Das Landgericht hat festgestellt, dass der Kläger gegenüber dem Privatsachverständigen die Vorschäden, die im Laufe des Rechtsstreits offenbar geworden sind, nicht mitgeteilt habe. Gleichwohl könne er Ersatz der Gutachterkosten verlangen, da er die Unbrauchbarkeit des Gutachtens nicht verschuldet habe bzw. das Verschweigen für die Unrichtigkeit nicht kausal geworden sei. Hieran ist der Senat gemäß § 529 Abs. 1 Nr. 1 ZPO gebunden. Rechtsfehler in den Feststellungen sind nicht ersichtlich.
(1)
Das Gutachten des Privatsachverständigen Q war deswegen zur Begründung des geltend gemachten Sachschadens unbrauchbar, da der Privatgutachter von einem (überhöhten) Wiederbeschaffungswert von 7.000,00 EUR ausgegangen ist und somit die Reparaturkosten von 5.731,50 EUR brutto den Wiederbeschaffungswert nicht überschritten haben. Tatsächlich lag bereits der Wiederbeschaffungswert nach dem Ergebnis des vom Gericht eingeholten Gutachtens unterhalb des Reparaturaufwands, so dass der Kläger auf diesen beschränkt gewesen ist.
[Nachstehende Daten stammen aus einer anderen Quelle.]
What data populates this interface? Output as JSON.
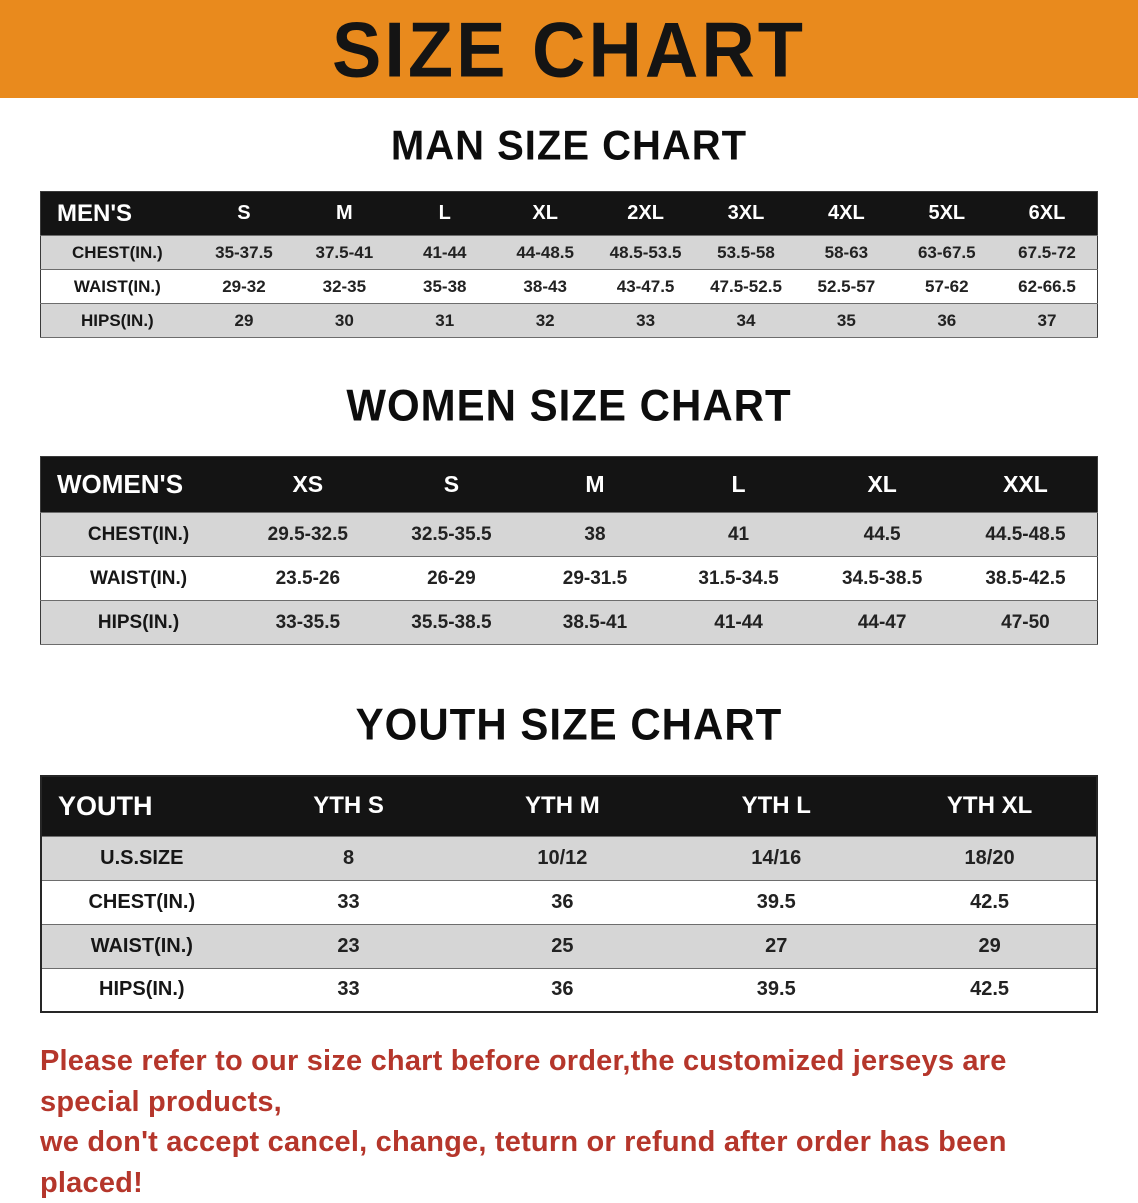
{
  "banner": {
    "title": "SIZE CHART",
    "bg_color": "#e98a1d",
    "text_color": "#141414"
  },
  "men": {
    "heading": "MAN SIZE CHART",
    "table": {
      "header": [
        "MEN'S",
        "S",
        "M",
        "L",
        "XL",
        "2XL",
        "3XL",
        "4XL",
        "5XL",
        "6XL"
      ],
      "rows": [
        [
          "CHEST(IN.)",
          "35-37.5",
          "37.5-41",
          "41-44",
          "44-48.5",
          "48.5-53.5",
          "53.5-58",
          "58-63",
          "63-67.5",
          "67.5-72"
        ],
        [
          "WAIST(IN.)",
          "29-32",
          "32-35",
          "35-38",
          "38-43",
          "43-47.5",
          "47.5-52.5",
          "52.5-57",
          "57-62",
          "62-66.5"
        ],
        [
          "HIPS(IN.)",
          "29",
          "30",
          "31",
          "32",
          "33",
          "34",
          "35",
          "36",
          "37"
        ]
      ]
    }
  },
  "women": {
    "heading": "WOMEN SIZE CHART",
    "table": {
      "header": [
        "WOMEN'S",
        "XS",
        "S",
        "M",
        "L",
        "XL",
        "XXL"
      ],
      "rows": [
        [
          "CHEST(IN.)",
          "29.5-32.5",
          "32.5-35.5",
          "38",
          "41",
          "44.5",
          "44.5-48.5"
        ],
        [
          "WAIST(IN.)",
          "23.5-26",
          "26-29",
          "29-31.5",
          "31.5-34.5",
          "34.5-38.5",
          "38.5-42.5"
        ],
        [
          "HIPS(IN.)",
          "33-35.5",
          "35.5-38.5",
          "38.5-41",
          "41-44",
          "44-47",
          "47-50"
        ]
      ]
    }
  },
  "youth": {
    "heading": "YOUTH SIZE CHART",
    "table": {
      "header": [
        "YOUTH",
        "YTH S",
        "YTH M",
        "YTH L",
        "YTH XL"
      ],
      "rows": [
        [
          "U.S.SIZE",
          "8",
          "10/12",
          "14/16",
          "18/20"
        ],
        [
          "CHEST(IN.)",
          "33",
          "36",
          "39.5",
          "42.5"
        ],
        [
          "WAIST(IN.)",
          "23",
          "25",
          "27",
          "29"
        ],
        [
          "HIPS(IN.)",
          "33",
          "36",
          "39.5",
          "42.5"
        ]
      ]
    }
  },
  "disclaimer": {
    "line1": "Please refer to our size chart before order,the customized jerseys are special products,",
    "line2": "we don't accept cancel, change, teturn or refund after order has been placed!",
    "color": "#b5362b"
  }
}
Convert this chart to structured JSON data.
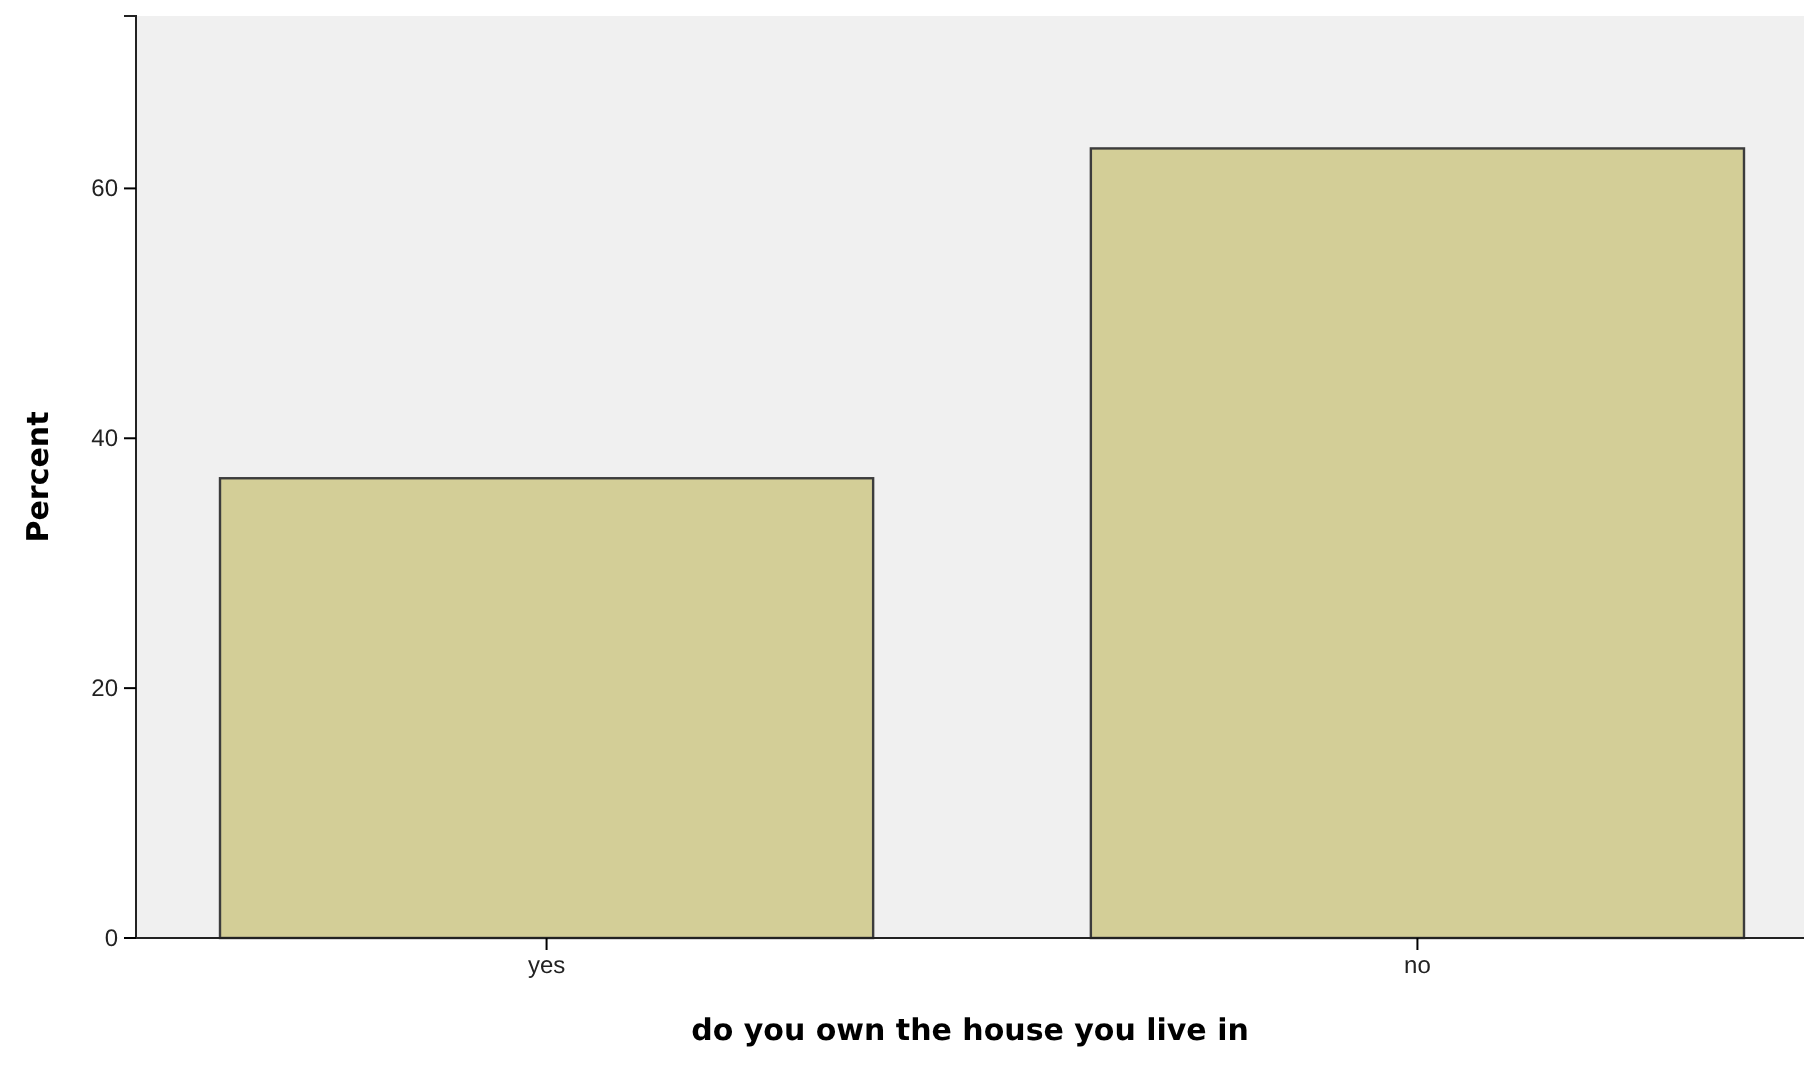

Die mit der Klage geltend gemachten Reparaturkosten konnte der Kläger nicht verlangen.
(2)
Diese Fehlerhaftigkeit des Gutachtens ist dem Kläger jedoch nicht anzulasten. Wie der Wiederbeschaffungswert von 7.000,00 EUR ermittelt worden ist, ist im Schadengutachten nicht dargelegt. Nach dem Ergebnis der Beweisaufnahme in der ersten Instanz haben die verschwiegenen Vorschäden an der Front und der vorderen rechten Ecke den Wiederbeschaffungswert nicht beeinflusst. Aufgrund der Ausführungen des Sachverständigen R ist – wie das Landgericht festgestellt hat – davon auszugehen, dass diese Vorschäden aufgrund des hohen Alters und der Laufleistung des Fahrzeugs keine relevante Auswirkung auf den Wiederbeschaffungswert gehabt haben. Darüber hinaus war der Streifschaden am linken Seitenteil, den der Sachverständige dem streitgegenständlichen Verkehrsunfall nicht zuordnen konnte, ebenfalls nicht erheblich, da er durch bloße Lackierarbeiten beseitigt werden konnte und der Sachverständige R insofern einen Abschlag von den Lackierkosten von 50 %, was einen Betrag von 21,25 EUR ausgemacht hat (Anl. A 39 des Gutachtens), vorgenommen hat.
II.
Die Rechtssache hat zur einstimmigen Überzeugung des Senats auch keine grundsätzliche Bedeutung, noch erfordert die Fortbildung des Rechts oder die Sicherung einer einheitlichen Rechtsprechung eine Entscheidung des Berufungsgerichts und eine mündliche Verhandlung ist nicht geboten.